We click "start," and without thought, we've begun instantly broadcasting our location with incredible accuracy. This data helps athletes stay in tune with pace, heart rate, power ratings, and even step count throughout a workout. Information is easily stored and accessible, so we can analyze the nuances and address any anomalies when working for peak performance. How exactly do our devices track and gather information, and how accessible is this information to people looking to cause harm to unsuspecting users?
How Do Fitness GPS Trackers Work?
Technology giant Garmin states that "global positioning system (GPS) is a satellite-based navigation system made up of at least 24 satellites." Initially developed for military use, GPS began transitioning into civilian life in the 1980s. Today, GPS tracking systems have been integrated into fitness watches and cell phones. When you start your outdoor workout, signals are sent between your device and a series of satellites to pinpoint your location through a process called triangulation.
According to Dan Lund of TomTom, "triangulation is a way to determine the difference between the time that your device receives a GPS signal and the time that GPS signal was sent to your device. The difference between sending and receiving a GPS signal determines how far away the satellite is." This process happens in real-time, allowing you to know where you are in real-time as well as the speed and direction you're heading.
How Is Information From Fitness Trackers Stored?
Most fitness trackers, both watches and cellphones, have applications integrated to compile data from workouts. Information such as route, time of day, pace, and potentially vitals such as heart rate and oxygen levels are saved to an account for future reference. Often this information is backed up to a cloud-based service as well. Storage of this information can be wildly beneficial when gearing up for a goal race, but this information can quickly become public if precautions aren't taken in advance.
How Can Someone Access My Information?
One of the most common ways people access data is taking advantage of athletes that have applications or profiles set to "public." For example, runners using a Strava account can set their profile to private or public. If a profile is set to public, current and past information, including route and location of training, can be easily found.
Another way people or companies access information is through voluntary submission. Companies have realized human tendencies to rush through the fine print when signing up for a new service. In Garmins' end-user agreement, they clearly state, "If you elect to use location-based services on the application, such as weather, the physical location of your device will be collected to provide you with such location-based services." Having up-to-date weather reports can be vital when training, but if you carry your smartphone when training, there's no sense in having multiple devices broadcasting the same information.
Hack. According to The Gadgets Judge, many users are unaware that by gaining access to a fitness tracker, culprits may gain access to a smartphone via a Bluetooth connection. This may not be a significant concern for most athletes playing the game of odds, but it's something to be aware of and perhaps calls for a review of security practices.
What Can Someone Do With My Information?
Companies use information collected to help determine how to develop new services and get the most out of current products. Some companies have been known to sell data to other organizations to create products and services geared towards your liking. For example, most fitness tracker companies collect names, email addresses, and locations.

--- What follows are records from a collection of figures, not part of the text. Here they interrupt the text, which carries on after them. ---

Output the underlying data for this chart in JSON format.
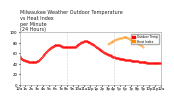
{
  "title": "Milwaukee Weather Outdoor Temperature vs Heat Index per Minute (24 Hours)",
  "legend_temp": "Outdoor Temp",
  "legend_hi": "Heat Index",
  "color_temp": "#ff0000",
  "color_hi": "#ff8800",
  "color_legend_bar_temp": "#ff0000",
  "color_legend_bar_hi": "#ff8800",
  "ylim": [
    0,
    100
  ],
  "xlim": [
    0,
    1440
  ],
  "ylabel": "°F",
  "background": "#ffffff",
  "grid_color": "#cccccc",
  "title_fontsize": 3.5,
  "tick_fontsize": 2.8,
  "marker_size": 0.6,
  "temp_data": [
    55,
    53,
    52,
    51,
    50,
    50,
    49,
    48,
    48,
    47,
    47,
    47,
    46,
    46,
    46,
    45,
    45,
    45,
    44,
    44,
    44,
    44,
    43,
    43,
    43,
    43,
    43,
    43,
    43,
    43,
    43,
    43,
    44,
    44,
    44,
    44,
    45,
    45,
    46,
    46,
    47,
    48,
    49,
    50,
    51,
    52,
    53,
    54,
    55,
    56,
    57,
    58,
    59,
    60,
    61,
    62,
    63,
    64,
    65,
    66,
    67,
    68,
    68,
    69,
    70,
    71,
    72,
    72,
    73,
    73,
    74,
    74,
    74,
    75,
    75,
    75,
    75,
    75,
    75,
    75,
    75,
    75,
    75,
    75,
    75,
    74,
    74,
    74,
    74,
    73,
    73,
    73,
    73,
    73,
    72,
    72,
    72,
    72,
    72,
    72,
    72,
    72,
    72,
    72,
    72,
    72,
    72,
    72,
    72,
    72,
    72,
    72,
    72,
    72,
    72,
    72,
    73,
    73,
    74,
    74,
    75,
    75,
    76,
    77,
    78,
    78,
    79,
    80,
    80,
    81,
    81,
    82,
    82,
    82,
    83,
    83,
    83,
    83,
    83,
    83,
    83,
    83,
    82,
    82,
    82,
    81,
    81,
    80,
    80,
    79,
    78,
    78,
    77,
    77,
    76,
    75,
    75,
    74,
    74,
    73,
    72,
    72,
    71,
    70,
    70,
    69,
    68,
    68,
    67,
    66,
    66,
    65,
    64,
    64,
    63,
    62,
    62,
    61,
    61,
    60,
    60,
    59,
    59,
    58,
    58,
    57,
    57,
    57,
    56,
    56,
    56,
    55,
    55,
    55,
    54,
    54,
    54,
    53,
    53,
    53,
    52,
    52,
    52,
    52,
    51,
    51,
    51,
    51,
    50,
    50,
    50,
    50,
    50,
    49,
    49,
    49,
    49,
    49,
    49,
    48,
    48,
    48,
    48,
    48,
    48,
    47,
    47,
    47,
    47,
    47,
    47,
    47,
    47,
    46,
    46,
    46,
    46,
    46,
    46,
    46,
    46,
    46,
    46,
    45,
    45,
    45,
    45,
    45,
    45,
    44,
    44,
    44,
    44,
    44,
    44,
    44,
    44,
    43,
    43,
    43,
    43,
    43,
    43,
    43,
    43,
    42,
    42,
    42,
    42,
    42,
    42,
    42,
    42,
    42,
    42,
    42,
    42,
    42,
    42,
    42,
    42,
    42,
    42,
    42,
    42,
    42,
    42,
    42,
    42,
    42,
    42,
    42,
    42,
    42,
    42,
    42
  ],
  "hi_data_start": 900,
  "hi_data": [
    78,
    79,
    80,
    81,
    82,
    83,
    84,
    85,
    86,
    87,
    88,
    88,
    89,
    89,
    90,
    90,
    91,
    91,
    91,
    91,
    91,
    90,
    89,
    88,
    87,
    86,
    85,
    84,
    83,
    82,
    81,
    80,
    79,
    78,
    77,
    76,
    75,
    74,
    73
  ],
  "xticks": [
    0,
    60,
    120,
    180,
    240,
    300,
    360,
    420,
    480,
    540,
    600,
    660,
    720,
    780,
    840,
    900,
    960,
    1020,
    1080,
    1140,
    1200,
    1260,
    1320,
    1380,
    1440
  ],
  "xticklabels": [
    "12a",
    "1a",
    "2a",
    "3a",
    "4a",
    "5a",
    "6a",
    "7a",
    "8a",
    "9a",
    "10a",
    "11a",
    "12p",
    "1p",
    "2p",
    "3p",
    "4p",
    "5p",
    "6p",
    "7p",
    "8p",
    "9p",
    "10p",
    "11p",
    "12a"
  ],
  "yticks": [
    0,
    20,
    40,
    60,
    80,
    100
  ],
  "yticklabels": [
    "0",
    "20",
    "40",
    "60",
    "80",
    "100"
  ],
  "vline_positions": [
    480,
    960
  ],
  "vline_color": "#aaaaaa",
  "vline_style": ":"
}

In addition, they may collect height, weight, age, demographics, and even sleep patterns.
Garmin states, "sometimes we need to collect your device's location to make it a lot easier to tell you about traffic, and even movie prices near you."
According to the New York Times, "the data collected by the vast majority of products people use every day isn't regulated. Since no federal privacy laws are regulating many companies, they're pretty much free to do what they want with the data, unless a state has its own data privacy law."
Hackers can gain access to daily vital signs, how many calories you consume in a day, your movement patterns throughout the day and during training sessions, your sleep patterns, and more. Once hacked, they may be able to gain access to your cellphone through your fitness tracker, aka, the goldmine.
What Are The Best Security Practices For Fitness Trackers And Apps?
Set and require strong passwords – When creating a password, choose a password of at least eight characters, include both upper- and lower-case letters, integrate special characters into all passwords, and change your passwords frequently. *Don’t create a password that relates to any aspect of your personal life.
Limit access and permissions – Set all user profiles to private. Scrutinize who you follow and who you allow to follow you. Apps like Strava use the “hide my map” feature to make it difficult to pinpoint where you begin and end your training session. In addition, consider changing your route frequently or the time of day you train to minimize the risk of someone locating you.
Minimize data initially provided to companies – Most companies specializing in fitness-related activities ask for related health history. While providing this information can perhaps enhance features and accuracy, it’s not necessary for performance. For years athletes have trained at high levels without the data. Review the information you provide and ask yourself if it’s indispensable in relation to your goals.
While some athletes may not be concerned with data related to their training efforts, it's important to be mindful that by gaining access to one device, the risk of exposure across other devices increases. Technology continues to evolve faster than most consumers can adjust to. Review your privacy settings often, and trust your gut when interpreting suspicious activity.